Nach einem Unfall mit einem radfahrenden Kind lohnt der genaue Blick auf zwei getrennte Ebenen: Was war für den Fahrer an Auffälligkeiten erkennbar — und ist der Nachweis eines unabwendbaren Ereignisses geführt? Auch wenn der Vorwurf eines Sorgfaltsverstoßes entfällt, bleibt die Haftung aus der Betriebsgefahr bestehen, solange dieser Nachweis aussteht. Für die Höhe des Ersatzes kommt es dann auf die Abwägung der Verursachungsanteile an.

Reichweite und Grenzen

Die Entscheidung spricht der Klage nichts endgültig ab. Der Bundesgerichtshof hat das Berufungsurteil aufgehoben und die Sache zur erneuten Sachprüfung zurückgegeben — offen ist damit das Ergebnis, nicht bloß die Begründung.

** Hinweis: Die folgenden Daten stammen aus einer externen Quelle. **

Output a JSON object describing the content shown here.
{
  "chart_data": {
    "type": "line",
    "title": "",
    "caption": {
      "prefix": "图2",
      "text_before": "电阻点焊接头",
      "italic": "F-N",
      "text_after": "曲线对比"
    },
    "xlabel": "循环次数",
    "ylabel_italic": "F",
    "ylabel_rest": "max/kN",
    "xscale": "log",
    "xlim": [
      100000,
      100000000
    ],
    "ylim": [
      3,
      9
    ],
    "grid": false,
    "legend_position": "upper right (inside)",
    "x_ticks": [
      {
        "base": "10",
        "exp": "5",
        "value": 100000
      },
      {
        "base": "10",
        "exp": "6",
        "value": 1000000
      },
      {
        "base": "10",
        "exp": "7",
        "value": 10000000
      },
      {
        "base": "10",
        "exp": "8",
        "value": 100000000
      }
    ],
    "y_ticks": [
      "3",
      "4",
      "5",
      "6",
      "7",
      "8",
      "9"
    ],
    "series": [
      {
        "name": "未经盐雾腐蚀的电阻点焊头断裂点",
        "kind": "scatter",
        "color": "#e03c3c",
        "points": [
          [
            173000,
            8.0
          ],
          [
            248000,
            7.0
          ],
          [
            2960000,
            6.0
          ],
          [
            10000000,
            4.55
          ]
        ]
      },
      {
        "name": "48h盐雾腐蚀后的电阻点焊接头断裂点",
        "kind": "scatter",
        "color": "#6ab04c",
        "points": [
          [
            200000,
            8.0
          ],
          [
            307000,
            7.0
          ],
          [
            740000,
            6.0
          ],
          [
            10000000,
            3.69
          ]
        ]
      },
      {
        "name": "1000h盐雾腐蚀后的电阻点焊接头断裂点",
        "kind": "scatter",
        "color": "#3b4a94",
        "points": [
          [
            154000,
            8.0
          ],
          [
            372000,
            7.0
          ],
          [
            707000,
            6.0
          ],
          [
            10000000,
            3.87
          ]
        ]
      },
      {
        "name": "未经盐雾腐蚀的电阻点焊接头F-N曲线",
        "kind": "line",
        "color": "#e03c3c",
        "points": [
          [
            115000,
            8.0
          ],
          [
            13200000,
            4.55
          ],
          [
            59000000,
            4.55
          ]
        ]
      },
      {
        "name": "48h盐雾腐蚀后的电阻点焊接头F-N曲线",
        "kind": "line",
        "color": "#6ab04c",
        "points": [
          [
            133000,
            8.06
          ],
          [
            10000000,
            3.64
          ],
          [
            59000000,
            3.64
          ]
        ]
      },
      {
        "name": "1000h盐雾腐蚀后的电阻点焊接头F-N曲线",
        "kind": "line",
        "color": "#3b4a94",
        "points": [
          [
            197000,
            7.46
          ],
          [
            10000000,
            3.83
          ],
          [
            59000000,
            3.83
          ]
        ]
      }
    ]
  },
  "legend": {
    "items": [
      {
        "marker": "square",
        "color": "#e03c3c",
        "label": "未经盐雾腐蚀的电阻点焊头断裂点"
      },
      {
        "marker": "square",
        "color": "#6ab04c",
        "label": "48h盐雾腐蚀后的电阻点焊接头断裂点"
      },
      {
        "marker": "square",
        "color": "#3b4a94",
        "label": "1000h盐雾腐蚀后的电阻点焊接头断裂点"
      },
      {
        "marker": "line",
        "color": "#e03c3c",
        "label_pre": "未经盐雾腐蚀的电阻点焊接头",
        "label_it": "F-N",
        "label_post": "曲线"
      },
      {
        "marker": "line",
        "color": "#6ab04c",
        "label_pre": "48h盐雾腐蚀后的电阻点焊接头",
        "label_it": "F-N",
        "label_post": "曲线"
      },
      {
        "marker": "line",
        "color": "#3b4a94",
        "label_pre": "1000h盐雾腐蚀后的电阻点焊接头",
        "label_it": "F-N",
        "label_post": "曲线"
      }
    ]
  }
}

  • Ob den Fahrer ein Verschulden trifft, bleibt offen. Der Senat beanstandete, dass Auffälligkeiten bislang nicht festgestellt waren; das Berufungsgericht kann bei weiterer Beweiserhebung erneut zu einem schuldhaften Fehlverhalten gelangen.
  • Beurteilt wurde ein acht Jahre altes, altersgemäß entwickeltes Kind, das selbständig auf dem Gehweg fuhr. Für jüngere Kinder oder für Lagen mit erkennbaren Besonderheiten trifft die Entscheidung keine Aussage; die angeführten Vergleichsfälle zeigen gerade den umgekehrten Ausgang.
  • Der Unfallhergang selbst war streitig, und die Geschwindigkeit stand lediglich als Wahrscheinlichkeitsspanne zwischen 50 und 70 km/h fest. Auf einer solchen Grundlage lässt sich der Fall nicht auf Sachverhalte mit gesicherter Geschwindigkeit übertragen.
  • Die Quoten der Vorinstanzen — hälftig beim Landgericht, 25 % beim Berufungsgericht — taugen nicht als Maßstab für vergleichbare Fälle. Sie beruhten auf einer Verschuldensannahme, die keinen Bestand hatte; die Abwägung war neu vorzunehmen.
  • Zur Bemessung des Schmerzensgeldes und zum Umfang der festgestellten Ersatzpflicht für künftige Schäden verhält sich die Entscheidung nicht.
  • Ob die Reaktionsmöglichkeit des Fahrers für eine Vermeidbarkeit ausgereicht hätte, hat der Senat nicht entschieden. Er wies lediglich auf den bisherigen Stand des Gutachtens hin und stellte den Zurechnungsmaßstab für den weiteren Verlauf klar.

Quelle

Die Entscheidung ist im amtlichen Volltext abrufbar: Bundesgerichtshof, Urteil vom 10. Oktober 2000, VI ZR 268/99. Herangezogene Vorschriften: § 7 Abs. 1 und 2 StVG, § 3 Abs. 2a und Abs. 3 Nr. 1 StVO sowie § 254 Abs. 1 BGB.

Diese Seite ersetzt keine Beratung im Einzelfall — ob die dargestellten Grundsätze auf Ihren Fall passen, hängt von dessen Umständen ab.